Even though, yes, non-GM seed is cheaper than GM, they are more unwieldy. A blogger named The Foodie Farmer, who manages their own farm, reported "Even when there is a premium involved with growing a non-GM grain, due to better yields, GM has out-performed non-GM on our farm every year. We have experienced higher yields in all of our GM crops in the nearly 17 years we have been using the seeds."

So even though non-GM seed is less costly, the end quality of the crop is inferior to GM. This leads me to the question: why should farmers grow seeds that don't perform as well as the seeds being demonized by the media? It seems a little ridiculous.
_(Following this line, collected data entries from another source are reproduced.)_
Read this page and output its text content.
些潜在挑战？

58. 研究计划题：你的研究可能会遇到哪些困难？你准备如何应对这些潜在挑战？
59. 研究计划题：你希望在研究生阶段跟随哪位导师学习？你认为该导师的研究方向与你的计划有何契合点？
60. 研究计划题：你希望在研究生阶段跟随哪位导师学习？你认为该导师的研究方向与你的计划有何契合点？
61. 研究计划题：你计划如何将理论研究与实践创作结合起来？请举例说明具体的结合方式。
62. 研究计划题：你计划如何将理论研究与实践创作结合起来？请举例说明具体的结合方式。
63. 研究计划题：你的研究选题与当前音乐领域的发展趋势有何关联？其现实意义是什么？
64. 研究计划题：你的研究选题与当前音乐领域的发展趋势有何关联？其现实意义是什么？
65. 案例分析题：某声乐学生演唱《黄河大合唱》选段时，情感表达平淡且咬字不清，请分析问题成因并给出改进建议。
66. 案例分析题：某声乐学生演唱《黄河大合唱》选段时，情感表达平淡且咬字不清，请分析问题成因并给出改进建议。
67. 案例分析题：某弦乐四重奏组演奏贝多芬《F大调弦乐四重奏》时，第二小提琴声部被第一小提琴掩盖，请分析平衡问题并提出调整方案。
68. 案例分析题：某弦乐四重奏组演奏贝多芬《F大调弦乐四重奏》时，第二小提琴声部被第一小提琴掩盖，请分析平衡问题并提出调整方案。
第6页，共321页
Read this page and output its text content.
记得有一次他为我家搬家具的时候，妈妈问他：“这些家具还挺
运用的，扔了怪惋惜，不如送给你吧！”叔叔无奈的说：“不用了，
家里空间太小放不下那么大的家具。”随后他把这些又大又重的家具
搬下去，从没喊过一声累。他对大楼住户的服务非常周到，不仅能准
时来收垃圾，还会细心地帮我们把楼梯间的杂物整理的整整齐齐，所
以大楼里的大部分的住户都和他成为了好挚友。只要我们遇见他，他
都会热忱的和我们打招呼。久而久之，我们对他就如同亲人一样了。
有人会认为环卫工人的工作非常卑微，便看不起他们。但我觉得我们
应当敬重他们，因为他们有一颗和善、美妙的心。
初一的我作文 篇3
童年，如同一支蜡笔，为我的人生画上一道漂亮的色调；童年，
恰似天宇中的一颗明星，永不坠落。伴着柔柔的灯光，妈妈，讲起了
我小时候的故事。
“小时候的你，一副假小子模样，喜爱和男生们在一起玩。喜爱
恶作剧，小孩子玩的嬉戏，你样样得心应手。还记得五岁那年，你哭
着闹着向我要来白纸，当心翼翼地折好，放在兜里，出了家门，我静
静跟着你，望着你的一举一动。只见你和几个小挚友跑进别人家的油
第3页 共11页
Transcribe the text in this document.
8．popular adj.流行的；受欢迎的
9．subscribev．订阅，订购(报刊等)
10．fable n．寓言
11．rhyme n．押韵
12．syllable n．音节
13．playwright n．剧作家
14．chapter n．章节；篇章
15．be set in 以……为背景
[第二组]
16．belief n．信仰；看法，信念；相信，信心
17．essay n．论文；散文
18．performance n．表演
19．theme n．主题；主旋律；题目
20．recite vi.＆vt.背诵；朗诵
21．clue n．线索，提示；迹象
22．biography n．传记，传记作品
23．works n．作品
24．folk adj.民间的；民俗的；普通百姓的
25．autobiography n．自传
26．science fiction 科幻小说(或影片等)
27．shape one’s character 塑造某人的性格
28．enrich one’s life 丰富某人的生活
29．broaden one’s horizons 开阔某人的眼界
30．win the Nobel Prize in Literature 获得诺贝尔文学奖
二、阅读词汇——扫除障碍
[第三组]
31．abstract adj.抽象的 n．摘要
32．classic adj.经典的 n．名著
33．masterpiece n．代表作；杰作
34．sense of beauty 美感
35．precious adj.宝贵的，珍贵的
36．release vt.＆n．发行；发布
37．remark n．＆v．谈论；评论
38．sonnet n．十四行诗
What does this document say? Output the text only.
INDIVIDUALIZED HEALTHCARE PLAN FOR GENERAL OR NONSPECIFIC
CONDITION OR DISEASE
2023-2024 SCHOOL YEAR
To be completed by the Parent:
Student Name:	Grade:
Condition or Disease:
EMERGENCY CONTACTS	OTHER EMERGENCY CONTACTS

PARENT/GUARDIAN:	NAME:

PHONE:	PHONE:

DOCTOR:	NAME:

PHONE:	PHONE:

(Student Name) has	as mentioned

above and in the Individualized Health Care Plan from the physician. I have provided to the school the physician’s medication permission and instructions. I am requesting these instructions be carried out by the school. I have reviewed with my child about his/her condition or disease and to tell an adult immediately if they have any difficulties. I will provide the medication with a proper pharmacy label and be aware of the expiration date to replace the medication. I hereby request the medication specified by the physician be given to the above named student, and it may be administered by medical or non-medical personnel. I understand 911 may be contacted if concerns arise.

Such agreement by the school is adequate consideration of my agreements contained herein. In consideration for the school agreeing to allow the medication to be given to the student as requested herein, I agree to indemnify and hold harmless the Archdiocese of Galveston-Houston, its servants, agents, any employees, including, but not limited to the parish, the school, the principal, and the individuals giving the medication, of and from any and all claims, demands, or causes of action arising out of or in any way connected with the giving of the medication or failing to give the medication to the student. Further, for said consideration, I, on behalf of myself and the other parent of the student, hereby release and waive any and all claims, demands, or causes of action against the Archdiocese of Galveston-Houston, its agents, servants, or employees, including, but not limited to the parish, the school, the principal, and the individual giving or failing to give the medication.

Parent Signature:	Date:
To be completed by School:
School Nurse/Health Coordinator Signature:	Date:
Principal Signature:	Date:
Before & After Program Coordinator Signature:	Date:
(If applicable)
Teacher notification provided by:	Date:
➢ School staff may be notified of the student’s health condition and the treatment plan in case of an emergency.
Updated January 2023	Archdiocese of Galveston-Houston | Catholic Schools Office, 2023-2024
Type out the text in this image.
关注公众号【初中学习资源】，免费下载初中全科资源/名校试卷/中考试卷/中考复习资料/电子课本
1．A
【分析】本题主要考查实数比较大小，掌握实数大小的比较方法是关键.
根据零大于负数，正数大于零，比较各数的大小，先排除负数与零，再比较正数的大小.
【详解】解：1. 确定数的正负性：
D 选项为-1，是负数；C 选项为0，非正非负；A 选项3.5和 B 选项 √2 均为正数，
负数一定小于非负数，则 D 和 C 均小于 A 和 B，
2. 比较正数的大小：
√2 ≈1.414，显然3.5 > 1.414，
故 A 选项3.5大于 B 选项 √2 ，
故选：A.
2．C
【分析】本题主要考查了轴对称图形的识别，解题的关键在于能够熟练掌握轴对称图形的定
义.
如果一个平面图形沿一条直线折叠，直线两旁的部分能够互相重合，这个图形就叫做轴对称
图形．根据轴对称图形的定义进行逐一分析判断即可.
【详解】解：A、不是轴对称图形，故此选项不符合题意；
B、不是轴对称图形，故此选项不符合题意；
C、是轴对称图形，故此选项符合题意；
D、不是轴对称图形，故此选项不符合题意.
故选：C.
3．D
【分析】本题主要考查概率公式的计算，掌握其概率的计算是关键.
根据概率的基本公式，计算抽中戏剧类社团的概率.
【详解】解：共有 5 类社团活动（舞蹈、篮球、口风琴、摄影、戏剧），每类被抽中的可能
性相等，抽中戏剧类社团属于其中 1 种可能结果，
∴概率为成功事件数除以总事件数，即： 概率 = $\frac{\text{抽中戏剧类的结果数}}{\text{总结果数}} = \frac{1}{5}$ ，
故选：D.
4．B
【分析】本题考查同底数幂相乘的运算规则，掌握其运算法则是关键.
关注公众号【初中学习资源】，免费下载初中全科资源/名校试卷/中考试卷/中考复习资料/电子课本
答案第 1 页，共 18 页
Are There Benefits to GM Foods?

Yes. Aside from the fact that GMOs require less herbicide and pesticide use and cost less at the supermarket, some surprising information has popped up. This study revealed that, "...disease-resistant corn crops may have lower levels of mycotoxins, potentially carcinogenic compounds to humans. They result from fungal activity in insect-infested corn crops. With fewer insect holes in plant tissue, associated fungi are not able to invade and produce toxins." That means that GM corn may actually be healthier than non-GM corn. It is an utterly fascinating fact that I can't wait to be further researched.

Now, I'm not denying there are negative side effects to genetically modified crops (after all, superweeds exist). I'm just saying that there are multiple cold hard facts that prove GMOs aren't pure evil. Not every situation is completely black and white, which is why I ask you to reconsider your opinions, do some more research, and reevaluate why you put certain grocery items in your shopping cart.